E gli europei? Seguono, come sempre. Il più attivo è il colosso tedesco Springer che aveva aperto un negoziato con la Pearson. Certo, il prezzo del Financial Times è altissimo: 1,3 miliardi di dollari. Si pensi che Bezos ha acquistato il Washington Post per soli 250 milioni. La circolazione è indubbiamente più ampia (oltre due milioni di copie per il quotidiano britannico), ma molti sostengono che sia stato strapagato. Nikkei voleva uscire dall’arcipelago del Sol Levante.
[**Video_box_2**]Springer è il più grande editore europeo per diffusione (possiede tra l’altro la Bild e Die Welt), lo scorso hanno aveva già provato a comperare Forbes e gli è andata male. E’ appena fallito anche il tentativo di acquisire ProSieben Sat.1 il maggiore gruppo televisivo privato in Germania. Comunque, si rifarà c’è da scommetterlo. Con Bertelsmann è il gruppo più solido nell’Europa continentale ed entrambi stanno da tempo muovendosi ben oltre il Reno e l’Elba. Meno forti sembrano i giornali francesi. Le Monde, l’unico con un brand e un respiro internazionale è stato salvato da tre finanzieri, Pierre Bergé (ex compagno di Yves Saint Laurent), Xavier Niel e Mathieu Pigasse della banca Lazard, lo stesso che fa da consigliere al governo di Atene. Ha perso smalto se non prestigio, e prima di espandersi dovrà ancora consolidarsi. In Italia l’unico marchio davvero riconosciuto all’estero è il Corriere della Sera. Si dice che Elkann vorrebbe farne una bandiera globale, ma resta con la testa e con i piedi al di qua delle Alpi.

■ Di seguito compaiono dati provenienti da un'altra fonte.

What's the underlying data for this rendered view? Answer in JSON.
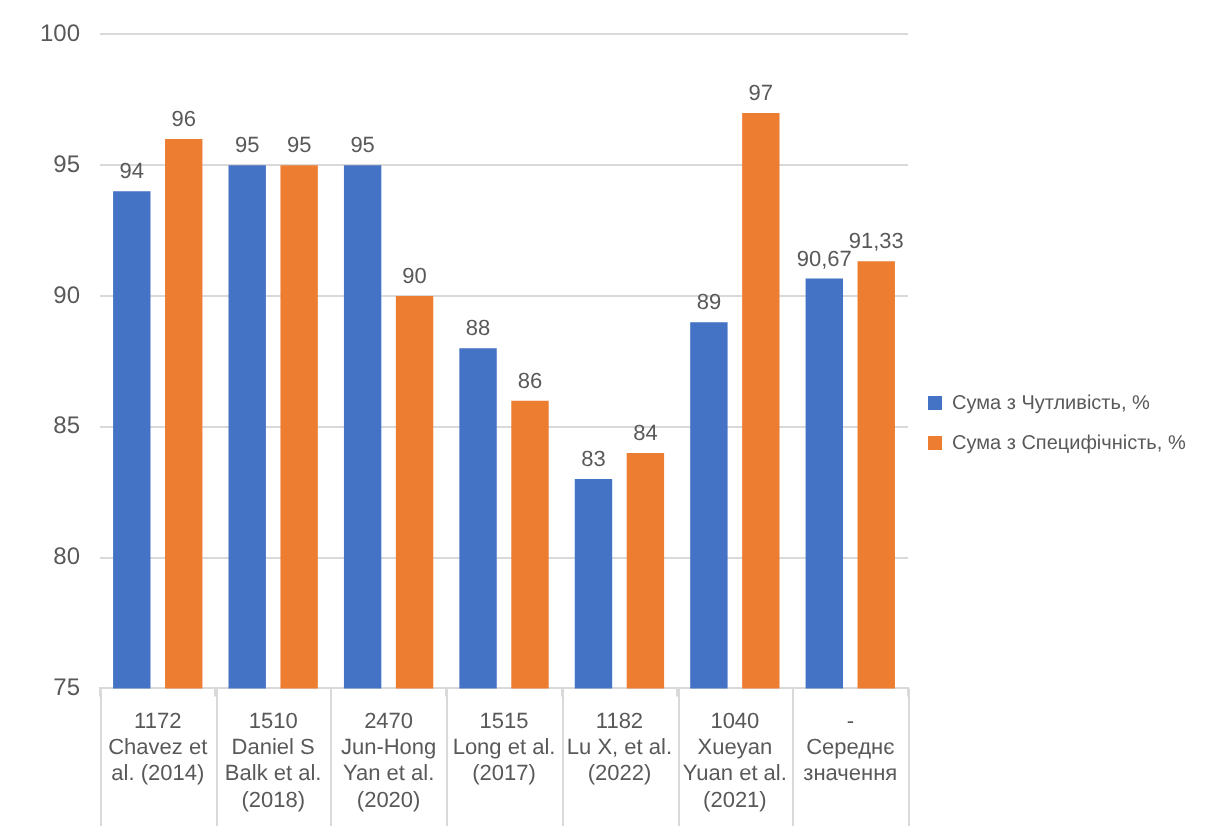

Nella stessa Italia comincia a farsi strada il modello misto: i big del web vogliono la carta i big della carta il web. Conta la diffusione sul mercato, non siamo ai tempi del vecchio Giovanni Agnelli al quale non interessava quanto vendeva la Stampa, l’importante è che ogni mattina stesse sulla scrivania del capo del governo. Ma è vero che il giornalismo di qualità agisce soprattutto sulla classe dirigente. C’è una élite che conta e decide, l’importante è interagire con le sue opinioni, le sue scelte, le sue visioni del mondo. E internet non ha questa funzione.
La televisione resta il mezzo di comunicazione di massa per eccellenza. Se non sei sullo schermo non sei nessuno e viceversa. Siamo sicuri che il web la soppianterà in futuro? Riuscirà a titillare la vanità, arma letale della tv? Finora la rete s’è allargata a macchia d’olio macinando ogni cosa in modo indifferenziato. I suoi fan politici ritengono che sia il marchio della democrazia diffusa e diretta. I suoi nuovi padroni vogliono che raggiunga masse sempre più vaste di utenti-consumatori-acquirenti. Adesso è un caffè globale dove ci si scambia di tutto, dai pettegolezzi al sesso, ma dove non si costruisce nulla. Strumento formidabile per diffondere idee e messaggi anche subliminali, ma non la palestra dove si formano le idee e si confezionano i messaggi. Quel luogo resta il giornale di qualità, pubblicato su carta, trasmesso via web e, magari, con una interfaccia televisiva diretta o mediata. Naturalmente, con tutte le differenze del caso, perché il mezzo non è neutro e plasma il messaggio, come sostengono i maestri della massmediologia. Tuttavia, oggi è così. Del doman non v’è certezza.